Short answer. In most cases, escaping at the output side is the most important thing to do. The best solution is to use a web development framework (such as Google ctemplate) that provides context-dependent automatic escaping and automatic defenses against other injection attacks (like prepared statements to avoid SQL injection). This is likely to be more effective than sanitization on the input side.
Explanation. Here we have a flow of untrusted data from some input source (e.g., a URL parameter), through a complex chain of computations (e.g., through the database), and finally out to some output sink (e.g., dynamic content in a HTML template). Where should we put the sanitization/escaping? We could put it near the input, or near the output, or somewhere in the middle. How do we decide where is best to put it? I think that's what you are asking.
The first part of the puzzle is to realize that it is better to have a consistent policy. It is better to put everything at the input, or everything at the output, than to sanitize 50% of the inputs and 50% of the outputs (if you do the latter, then it is too hard to check that your policy has been followed consistently, and it is too easy to end up with a flow of data from untrusted source to output sink that never gets sanitized/escaped). It is better to have a policy that "everything in the database is already sanitized and escaped, and it can all be treated as trusted" or "nothing in the database is sanitized/escaped, and it should all be treated as untrusted" (or to have a policy which documents which fields in the database can be trusted to have already been sanitized/escaped, and which ones are trusted) than to have no documented policy.

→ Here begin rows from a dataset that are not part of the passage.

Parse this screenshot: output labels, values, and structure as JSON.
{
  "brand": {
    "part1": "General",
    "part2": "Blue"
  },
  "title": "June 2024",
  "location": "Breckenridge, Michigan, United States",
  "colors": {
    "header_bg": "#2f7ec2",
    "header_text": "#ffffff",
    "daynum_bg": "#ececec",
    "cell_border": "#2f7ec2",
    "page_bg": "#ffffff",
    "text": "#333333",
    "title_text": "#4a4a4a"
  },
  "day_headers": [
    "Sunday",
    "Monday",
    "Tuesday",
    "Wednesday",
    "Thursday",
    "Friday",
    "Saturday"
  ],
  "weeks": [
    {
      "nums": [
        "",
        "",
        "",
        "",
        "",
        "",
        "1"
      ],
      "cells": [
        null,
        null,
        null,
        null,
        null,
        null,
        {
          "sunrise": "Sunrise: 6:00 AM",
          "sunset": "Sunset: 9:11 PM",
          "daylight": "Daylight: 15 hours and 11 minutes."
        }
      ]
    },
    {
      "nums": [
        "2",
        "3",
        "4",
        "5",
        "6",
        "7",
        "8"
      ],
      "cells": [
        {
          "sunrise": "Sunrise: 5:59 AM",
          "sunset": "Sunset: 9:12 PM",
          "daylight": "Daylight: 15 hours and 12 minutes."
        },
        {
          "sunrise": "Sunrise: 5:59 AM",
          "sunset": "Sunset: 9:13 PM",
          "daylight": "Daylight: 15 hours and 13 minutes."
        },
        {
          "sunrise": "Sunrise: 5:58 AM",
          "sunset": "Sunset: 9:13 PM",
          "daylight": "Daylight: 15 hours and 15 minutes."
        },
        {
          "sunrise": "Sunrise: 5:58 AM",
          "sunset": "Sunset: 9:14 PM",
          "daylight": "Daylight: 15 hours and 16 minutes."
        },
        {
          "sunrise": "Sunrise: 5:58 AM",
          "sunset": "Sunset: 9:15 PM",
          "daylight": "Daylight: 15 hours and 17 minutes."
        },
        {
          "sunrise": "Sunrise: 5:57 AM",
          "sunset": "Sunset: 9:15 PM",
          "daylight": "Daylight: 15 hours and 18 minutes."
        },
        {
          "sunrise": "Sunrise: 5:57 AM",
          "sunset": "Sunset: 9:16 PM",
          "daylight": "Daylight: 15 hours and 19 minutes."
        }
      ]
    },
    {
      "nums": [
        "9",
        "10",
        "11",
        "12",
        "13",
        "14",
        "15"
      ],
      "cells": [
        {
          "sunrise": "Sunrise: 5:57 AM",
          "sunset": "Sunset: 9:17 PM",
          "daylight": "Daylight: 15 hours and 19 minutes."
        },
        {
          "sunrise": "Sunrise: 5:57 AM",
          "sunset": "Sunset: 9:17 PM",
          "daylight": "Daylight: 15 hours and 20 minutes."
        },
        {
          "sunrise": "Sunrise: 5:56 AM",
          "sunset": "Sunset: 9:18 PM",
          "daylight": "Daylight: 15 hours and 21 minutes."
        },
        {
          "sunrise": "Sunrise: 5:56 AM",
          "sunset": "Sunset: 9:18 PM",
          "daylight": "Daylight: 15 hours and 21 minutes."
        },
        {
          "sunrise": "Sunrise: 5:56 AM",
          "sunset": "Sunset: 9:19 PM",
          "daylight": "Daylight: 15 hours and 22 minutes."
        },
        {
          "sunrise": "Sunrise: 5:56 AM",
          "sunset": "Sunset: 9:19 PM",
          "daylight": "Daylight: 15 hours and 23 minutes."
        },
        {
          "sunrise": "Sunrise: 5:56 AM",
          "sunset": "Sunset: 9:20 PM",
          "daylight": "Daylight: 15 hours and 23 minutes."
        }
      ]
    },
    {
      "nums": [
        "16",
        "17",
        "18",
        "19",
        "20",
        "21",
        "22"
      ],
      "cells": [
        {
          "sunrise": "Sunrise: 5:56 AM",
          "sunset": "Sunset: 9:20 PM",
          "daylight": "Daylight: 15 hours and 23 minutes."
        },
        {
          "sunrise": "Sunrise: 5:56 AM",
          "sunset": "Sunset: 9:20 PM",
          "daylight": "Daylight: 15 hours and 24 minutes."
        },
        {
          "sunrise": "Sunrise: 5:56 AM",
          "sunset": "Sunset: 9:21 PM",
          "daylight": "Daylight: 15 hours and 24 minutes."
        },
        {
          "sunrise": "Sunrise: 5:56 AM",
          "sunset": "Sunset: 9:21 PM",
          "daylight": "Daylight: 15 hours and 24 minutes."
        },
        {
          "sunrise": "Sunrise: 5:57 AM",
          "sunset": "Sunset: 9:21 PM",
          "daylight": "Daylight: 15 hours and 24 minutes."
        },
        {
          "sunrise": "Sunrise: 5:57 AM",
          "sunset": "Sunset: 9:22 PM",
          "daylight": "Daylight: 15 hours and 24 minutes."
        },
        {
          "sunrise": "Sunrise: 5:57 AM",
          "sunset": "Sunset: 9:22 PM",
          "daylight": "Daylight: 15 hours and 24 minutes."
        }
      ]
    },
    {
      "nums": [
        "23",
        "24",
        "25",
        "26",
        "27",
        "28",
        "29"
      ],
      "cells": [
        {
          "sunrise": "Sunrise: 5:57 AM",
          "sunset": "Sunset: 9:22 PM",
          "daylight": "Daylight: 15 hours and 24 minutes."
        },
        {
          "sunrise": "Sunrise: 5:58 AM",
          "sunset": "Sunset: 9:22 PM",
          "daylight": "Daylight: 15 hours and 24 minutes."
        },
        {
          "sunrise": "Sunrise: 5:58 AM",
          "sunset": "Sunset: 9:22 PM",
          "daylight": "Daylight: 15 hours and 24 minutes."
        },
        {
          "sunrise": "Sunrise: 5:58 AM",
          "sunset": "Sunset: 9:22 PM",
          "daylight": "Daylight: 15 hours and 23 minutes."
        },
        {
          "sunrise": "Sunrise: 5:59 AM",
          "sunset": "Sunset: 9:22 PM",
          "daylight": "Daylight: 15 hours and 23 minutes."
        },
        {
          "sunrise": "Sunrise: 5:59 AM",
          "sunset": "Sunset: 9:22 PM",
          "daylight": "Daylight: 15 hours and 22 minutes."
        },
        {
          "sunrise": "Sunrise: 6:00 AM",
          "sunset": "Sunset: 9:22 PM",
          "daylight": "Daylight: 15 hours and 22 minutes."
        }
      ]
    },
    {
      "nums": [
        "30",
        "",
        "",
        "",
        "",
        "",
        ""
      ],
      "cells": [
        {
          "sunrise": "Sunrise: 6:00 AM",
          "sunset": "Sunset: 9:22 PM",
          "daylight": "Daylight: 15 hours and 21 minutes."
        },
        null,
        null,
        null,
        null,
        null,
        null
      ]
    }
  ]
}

The second part of the puzzle is to ask: What extra information do I need to know, to do the sanitization/escaping correctly? Do I need to know some information about where the untrusted input came from? Do I need to know some information about where it will be used (what part of the output it will be inserted into)?
In most cases, it turns out that the answer is: we need to know where the untrusted data will be used (where it will appear in the HTML output), but not where it came from. We need to know where in the HTML document it will be inserted, because this determines the choice of escaping function: if it is inserted in between tags, then you should use HTML escaping to escape <
, >
, and &
; if it is inserted inside an attribute, then you need to escape quotes as well; if it is inserted as a URL, then you also need to check the protocol scheme (to make sure it is not a javascript:
URL). This information is readily available at the output sink, but not at the input source. If you perform escaping at the output side, then this information is readily available: when you insert dynamic data into a HTML document, you have all the information you need about what parse context it will be inserted in, at your fingertips. On the other hand, if you try to sanitize at the input source, it is not clear where the data might be used, so it is hard to know how it needs to be escaped. So this suggests escaping at the output sink, rather than sanitizing at the input source.
The third piece of the puzzle is that there are web programming frameworks that do context-sensitive auto-escaping. Typically, they use a template system, and for each value that will be dynamically inserted into the template, they look at the HTML context where it will be inserted (is it between tags? inside an attribute? a URL value? inside Javascript?), figure out what escaping function needs to be used, and then automatically apply that escaping function. This is a big win, because it ensures that the proper escaping function is used, and eliminates vulnerabilities where you forgot to escape some value. Today, both of those kinds of vulnerabilities are common: developers often forget to escape some value, and when they do remember to escape, they often apply the wrong escaping function for the context where the value will be used. Context-sensitive auto-escaping should essentially eliminate those vulnerabilities.
Discussion. That said, the best defense is to use both context-sensitive escaping at the output, and input validation/sanitization at the input. I consider context-sensitive escaping your most important line of defense. But sanitizing values at the input (based upon your expectation of what valid data should look like) is also a good idea, as a form of defense-in-depth. It can eliminate or mitigate some kinds of programming errors, making it harder or impossible to exploit them.